The antithesis of the two individuals works rather well for the movie, as Abasola is serious and somewhat bitter while Bridge is a true star, narrating cheerfully and even singing on occasion, with Delano Vinci's editing, particularly in the way the two parts repeatedly take each other's stead, emerging as one of the best aspects of the movie. One could also say that this difference also has a more general hypostasis, regarding the antithesis between the people who stay behind the camera and the people who stand in front of it.
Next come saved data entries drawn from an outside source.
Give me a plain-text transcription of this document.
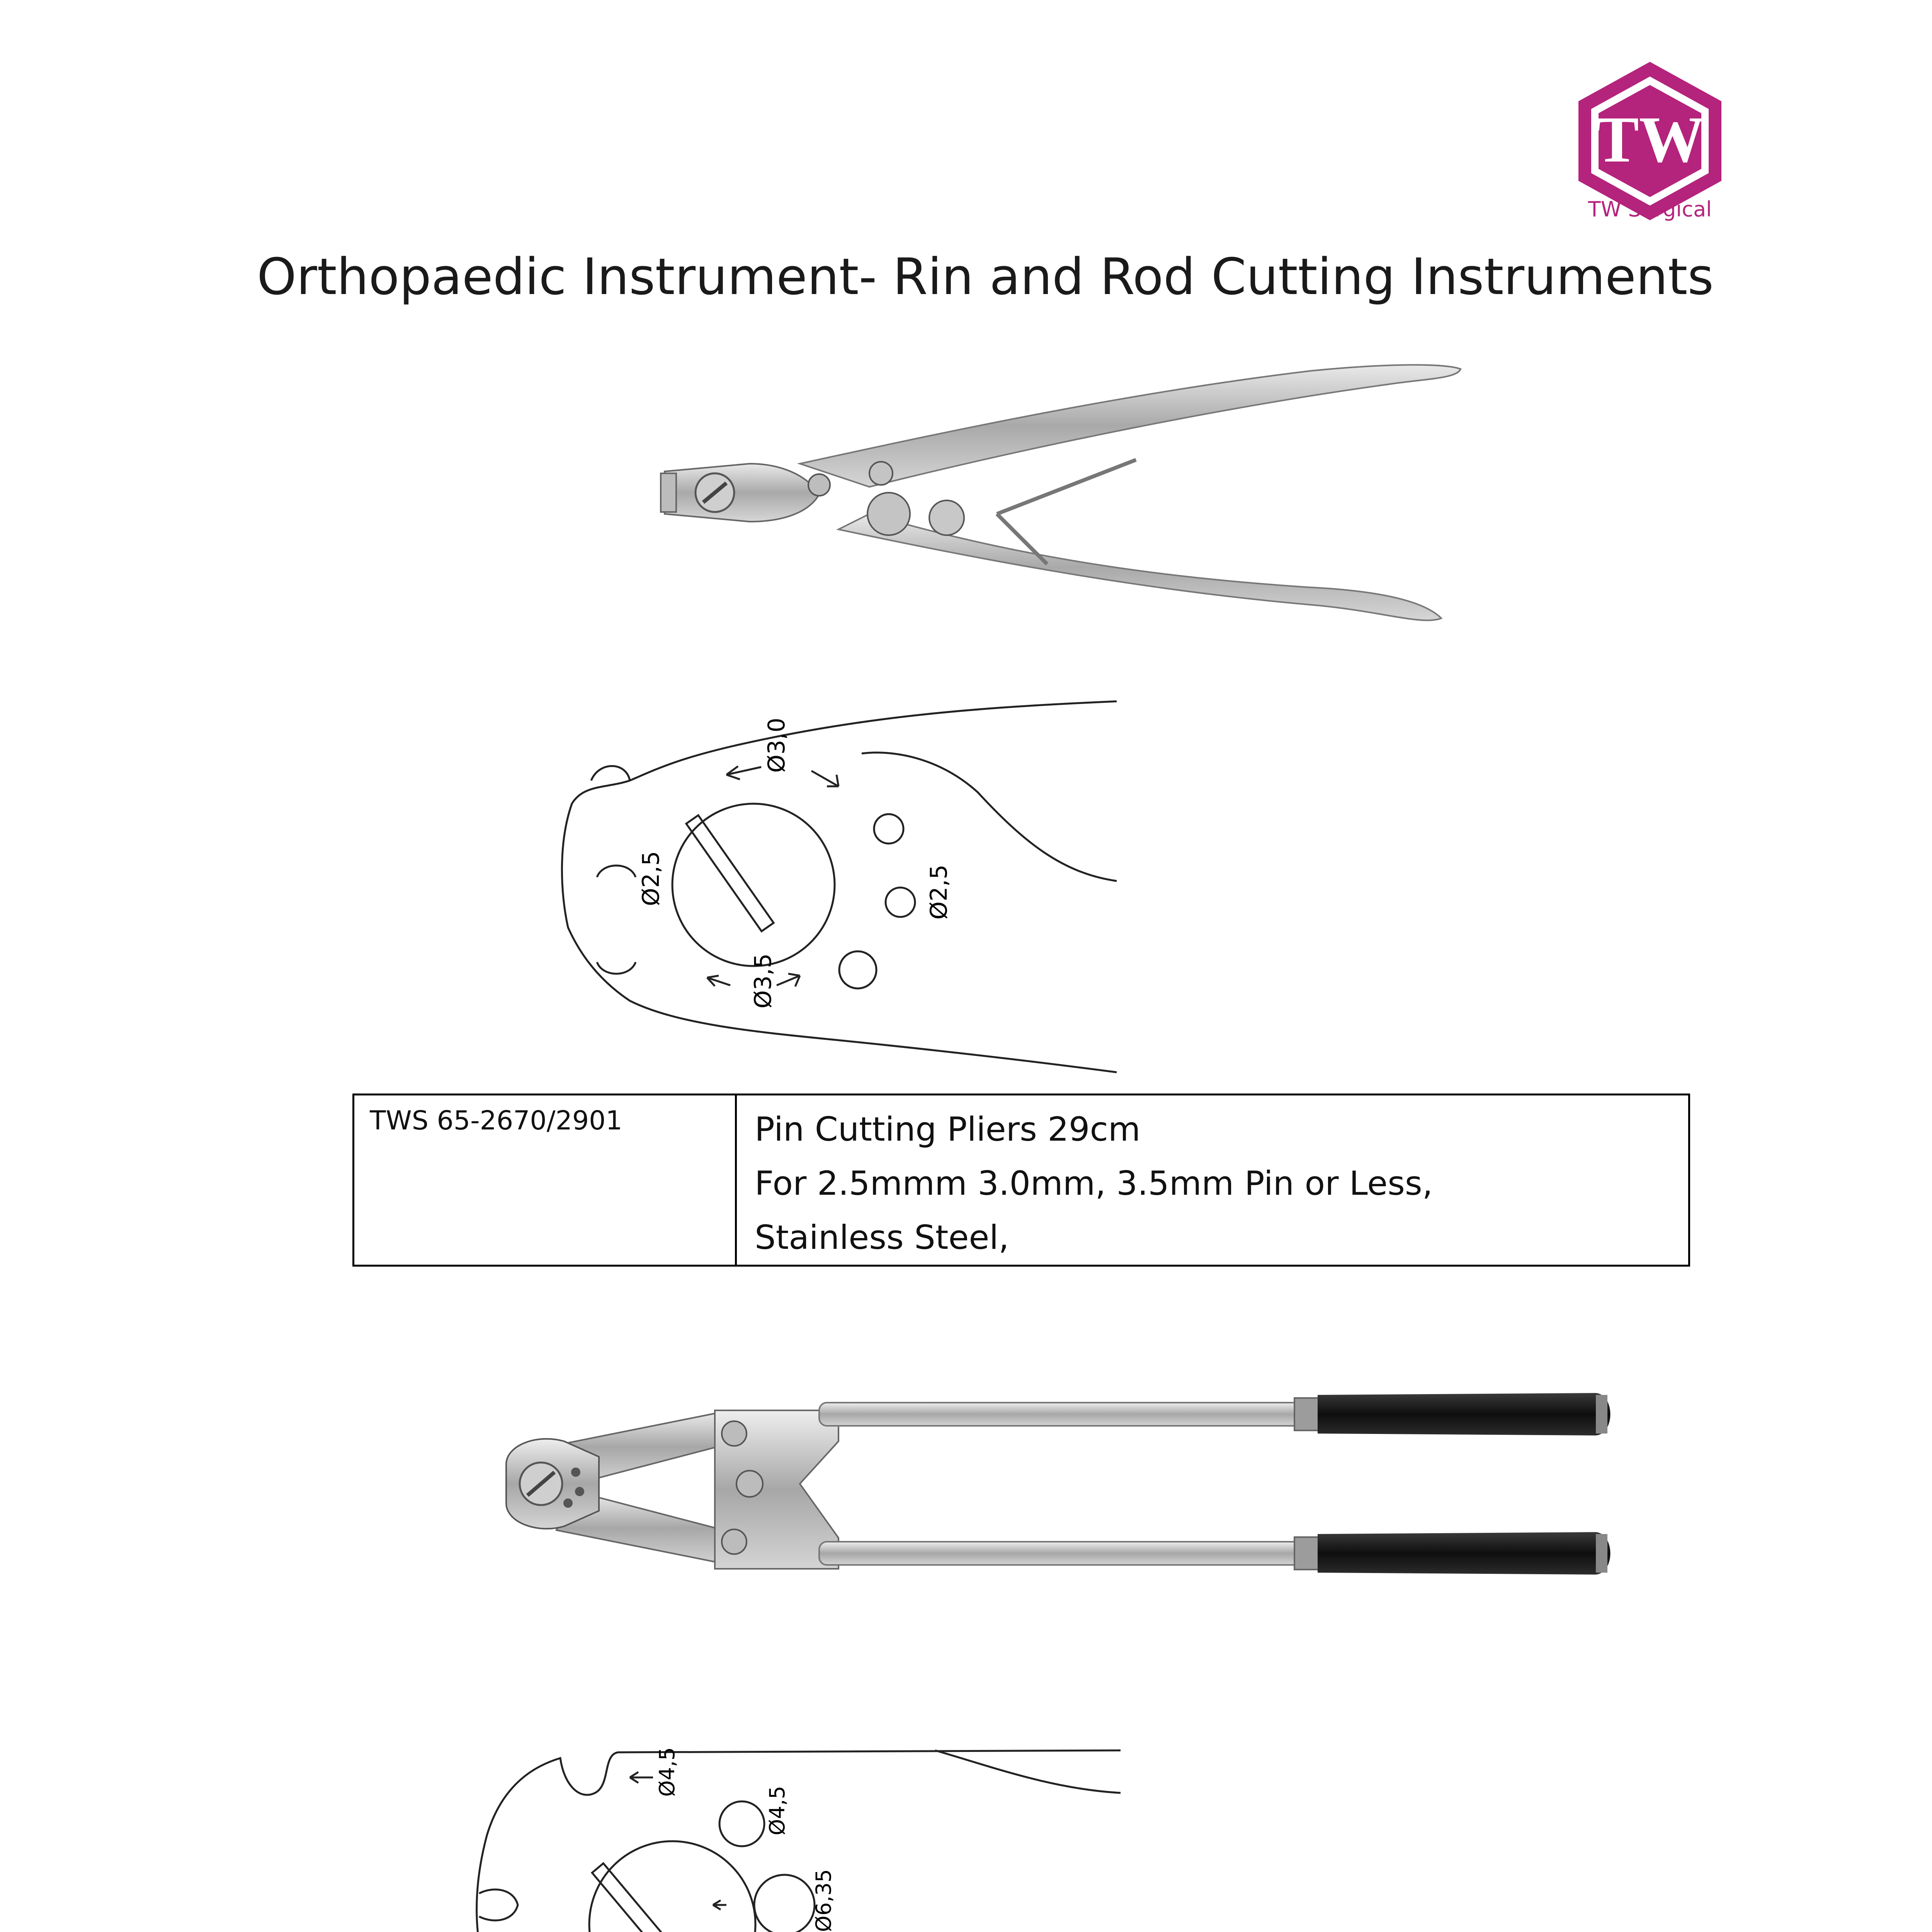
TW
TW Surgical
Orthopaedic Instrument- Rin and Rod Cutting Instruments
Ø3,0
Ø2,5	Ø2,5
Ø3,5
TWS 65-2670/2901	Pin Cutting Pliers 29cm
For 2.5mmm 3.0mm, 3.5mm Pin or Less,
Stainless Steel,
Ø4,5
Ø4,5
Ø6,35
Despite their differences, however, the sense of nostalgia that is emitted from both narrations is palpable, while their comments, essentially common. In that fashion, the way the downfall of cinemas begun with the rise of home entertainment and particularly the DVD, how cinemagoing switched from neighborhoods like Quiapo to the venues in malls, and how the era the two experienced in their youth will probably end when they pass, are communicated rather eloquently through both their narrations, as much as the images of TIMES DP Mel Cobrador has captured. Also of note is a remark Martin makes, about the difference of being known and being famous.
Lastly, a sequence in fast forward that is also stripped of colors, a very brief stopping of the movie and a finale that emits a phantasmagoric essence through the music heard, add an element of art-film in the short, adding even more to the entertainment it offers.
“A Remembering of Disremembering” is a very pleasant and easy to watch 18-minutes short, which makes its comments regarding the past, present and future of cinema eloquently, while emitting a very entertaining sense of nostalgia that will appeal particularly to people who experienced the before-home entertainment era.